Nonetheless, the state’s top elections official isn’t backing away from the voter ID law.
Implementing the voter law has come with a number of unexpected challenges. But Commonwealth Secretary Carol Aichele says the state can handle them all before the general election.
“No one will be disenfranchised in Pennsylvania,” she said Wednesday. “No one.”
Numbers from the Department of State show more than 750,000 registered voters in the commonwealth don’t have a driver’s or non-driving photo ID issued by PennDOT.
But Aichele says those numbers may overstate the problem, due to the difficulty of matching names in different databases.
And when asked if she thinks issuing more free IDs than originally planned could break her budget, she tells a story.
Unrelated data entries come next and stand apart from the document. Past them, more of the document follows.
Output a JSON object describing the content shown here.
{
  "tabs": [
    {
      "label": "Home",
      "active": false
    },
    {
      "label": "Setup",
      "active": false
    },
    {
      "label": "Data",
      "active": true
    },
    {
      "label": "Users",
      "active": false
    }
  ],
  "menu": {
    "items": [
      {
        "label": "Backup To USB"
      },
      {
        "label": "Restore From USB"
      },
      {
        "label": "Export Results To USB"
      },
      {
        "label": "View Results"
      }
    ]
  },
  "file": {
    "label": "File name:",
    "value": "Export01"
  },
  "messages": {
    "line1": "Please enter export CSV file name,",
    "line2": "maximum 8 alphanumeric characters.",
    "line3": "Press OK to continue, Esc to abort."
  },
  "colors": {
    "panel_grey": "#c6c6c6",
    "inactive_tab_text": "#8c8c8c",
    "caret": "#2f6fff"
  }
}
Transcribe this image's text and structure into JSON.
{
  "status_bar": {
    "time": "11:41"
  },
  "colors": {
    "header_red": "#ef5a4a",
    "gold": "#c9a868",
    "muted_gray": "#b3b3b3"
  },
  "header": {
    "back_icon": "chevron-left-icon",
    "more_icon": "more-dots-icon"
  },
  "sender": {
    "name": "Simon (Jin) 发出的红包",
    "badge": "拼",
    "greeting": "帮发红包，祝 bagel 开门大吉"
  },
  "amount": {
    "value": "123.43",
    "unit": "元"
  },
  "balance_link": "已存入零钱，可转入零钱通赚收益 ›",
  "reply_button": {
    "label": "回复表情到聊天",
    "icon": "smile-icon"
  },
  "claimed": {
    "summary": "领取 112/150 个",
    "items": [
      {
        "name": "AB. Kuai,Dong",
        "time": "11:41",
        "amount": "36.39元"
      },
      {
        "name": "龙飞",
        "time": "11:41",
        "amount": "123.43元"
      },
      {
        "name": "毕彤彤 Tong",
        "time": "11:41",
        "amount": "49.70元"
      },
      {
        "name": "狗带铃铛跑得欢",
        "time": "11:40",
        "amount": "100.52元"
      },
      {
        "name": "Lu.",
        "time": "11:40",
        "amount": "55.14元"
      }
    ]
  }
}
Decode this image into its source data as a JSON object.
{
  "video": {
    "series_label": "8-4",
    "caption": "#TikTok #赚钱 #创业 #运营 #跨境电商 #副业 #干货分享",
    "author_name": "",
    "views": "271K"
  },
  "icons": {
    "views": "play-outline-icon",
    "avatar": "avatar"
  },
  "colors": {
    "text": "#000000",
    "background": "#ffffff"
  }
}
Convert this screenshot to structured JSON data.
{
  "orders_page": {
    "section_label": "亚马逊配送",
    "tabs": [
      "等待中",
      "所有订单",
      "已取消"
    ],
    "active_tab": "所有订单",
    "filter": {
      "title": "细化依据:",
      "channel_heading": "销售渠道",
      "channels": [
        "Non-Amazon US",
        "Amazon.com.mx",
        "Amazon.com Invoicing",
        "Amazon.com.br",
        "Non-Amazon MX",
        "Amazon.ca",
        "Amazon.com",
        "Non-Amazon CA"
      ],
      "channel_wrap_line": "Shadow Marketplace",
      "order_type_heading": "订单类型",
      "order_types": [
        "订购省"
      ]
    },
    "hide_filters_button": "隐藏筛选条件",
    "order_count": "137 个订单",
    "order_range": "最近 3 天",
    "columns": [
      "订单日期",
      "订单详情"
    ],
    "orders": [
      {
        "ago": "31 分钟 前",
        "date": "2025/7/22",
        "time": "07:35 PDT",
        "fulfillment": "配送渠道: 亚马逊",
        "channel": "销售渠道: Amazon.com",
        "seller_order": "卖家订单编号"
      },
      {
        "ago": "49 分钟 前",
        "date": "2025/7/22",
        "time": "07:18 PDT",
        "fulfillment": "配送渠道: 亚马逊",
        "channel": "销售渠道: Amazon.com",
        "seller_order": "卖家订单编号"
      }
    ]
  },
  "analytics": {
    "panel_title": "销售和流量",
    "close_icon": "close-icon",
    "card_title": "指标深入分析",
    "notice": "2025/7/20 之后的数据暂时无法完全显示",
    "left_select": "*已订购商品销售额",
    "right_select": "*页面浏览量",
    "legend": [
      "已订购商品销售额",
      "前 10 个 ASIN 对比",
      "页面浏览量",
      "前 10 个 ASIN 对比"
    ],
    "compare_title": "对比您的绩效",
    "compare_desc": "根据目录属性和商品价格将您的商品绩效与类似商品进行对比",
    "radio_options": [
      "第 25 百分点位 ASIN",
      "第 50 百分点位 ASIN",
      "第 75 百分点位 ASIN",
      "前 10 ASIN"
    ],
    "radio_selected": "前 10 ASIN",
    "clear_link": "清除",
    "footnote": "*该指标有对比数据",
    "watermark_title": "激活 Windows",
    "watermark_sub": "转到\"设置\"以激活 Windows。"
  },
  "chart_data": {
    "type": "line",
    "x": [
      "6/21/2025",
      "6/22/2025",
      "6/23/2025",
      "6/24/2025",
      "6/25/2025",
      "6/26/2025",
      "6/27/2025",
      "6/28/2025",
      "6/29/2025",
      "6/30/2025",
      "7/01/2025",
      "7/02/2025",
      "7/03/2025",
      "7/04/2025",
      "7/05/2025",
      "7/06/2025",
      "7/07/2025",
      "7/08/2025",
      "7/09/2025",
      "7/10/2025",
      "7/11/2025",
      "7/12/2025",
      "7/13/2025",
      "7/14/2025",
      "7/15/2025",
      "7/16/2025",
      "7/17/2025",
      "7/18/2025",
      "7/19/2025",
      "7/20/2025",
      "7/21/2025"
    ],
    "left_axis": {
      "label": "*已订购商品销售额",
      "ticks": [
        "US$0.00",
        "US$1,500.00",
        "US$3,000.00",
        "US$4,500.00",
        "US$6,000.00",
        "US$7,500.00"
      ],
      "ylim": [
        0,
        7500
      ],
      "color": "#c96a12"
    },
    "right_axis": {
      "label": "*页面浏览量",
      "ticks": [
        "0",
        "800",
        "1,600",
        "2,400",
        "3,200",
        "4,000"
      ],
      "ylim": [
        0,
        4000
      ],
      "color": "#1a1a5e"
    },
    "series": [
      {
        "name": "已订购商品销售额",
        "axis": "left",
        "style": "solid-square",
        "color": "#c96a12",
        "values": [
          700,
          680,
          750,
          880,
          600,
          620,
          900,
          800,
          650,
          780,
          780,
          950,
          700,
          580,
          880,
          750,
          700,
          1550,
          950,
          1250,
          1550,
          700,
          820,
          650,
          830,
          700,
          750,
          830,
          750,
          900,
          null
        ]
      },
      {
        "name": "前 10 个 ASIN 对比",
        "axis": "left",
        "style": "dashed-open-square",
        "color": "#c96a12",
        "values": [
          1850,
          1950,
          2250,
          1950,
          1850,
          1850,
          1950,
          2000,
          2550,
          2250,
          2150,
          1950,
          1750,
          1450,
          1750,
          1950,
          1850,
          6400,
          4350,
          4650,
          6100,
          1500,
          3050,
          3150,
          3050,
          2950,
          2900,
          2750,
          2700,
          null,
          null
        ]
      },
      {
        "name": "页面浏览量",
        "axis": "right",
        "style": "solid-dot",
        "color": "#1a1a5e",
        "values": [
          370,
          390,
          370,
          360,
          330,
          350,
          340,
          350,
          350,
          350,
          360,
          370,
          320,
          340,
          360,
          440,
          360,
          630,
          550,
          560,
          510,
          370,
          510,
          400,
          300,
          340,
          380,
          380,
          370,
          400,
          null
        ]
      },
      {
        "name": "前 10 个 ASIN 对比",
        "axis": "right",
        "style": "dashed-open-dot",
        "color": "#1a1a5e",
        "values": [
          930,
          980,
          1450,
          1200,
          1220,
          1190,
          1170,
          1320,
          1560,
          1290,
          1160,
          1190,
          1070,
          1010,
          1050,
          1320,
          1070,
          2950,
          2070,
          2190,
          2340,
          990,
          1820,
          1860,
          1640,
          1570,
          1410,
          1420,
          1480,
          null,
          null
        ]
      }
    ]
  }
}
The state’s own employee cards lack necessary information to be acceptable at the polls, Aichele explains, so the Department of State offered new photo IDs to state workers.
“I’m kind of surprised,” she said. “Eighty-thousand employees in Pennsylvania, 39 people needed it. And we’re not even sure they needed it. They just wanted it.”
She says the state has issued fewer than 3,000 IDs to people who need them to vote, and has funding for 100,000, total.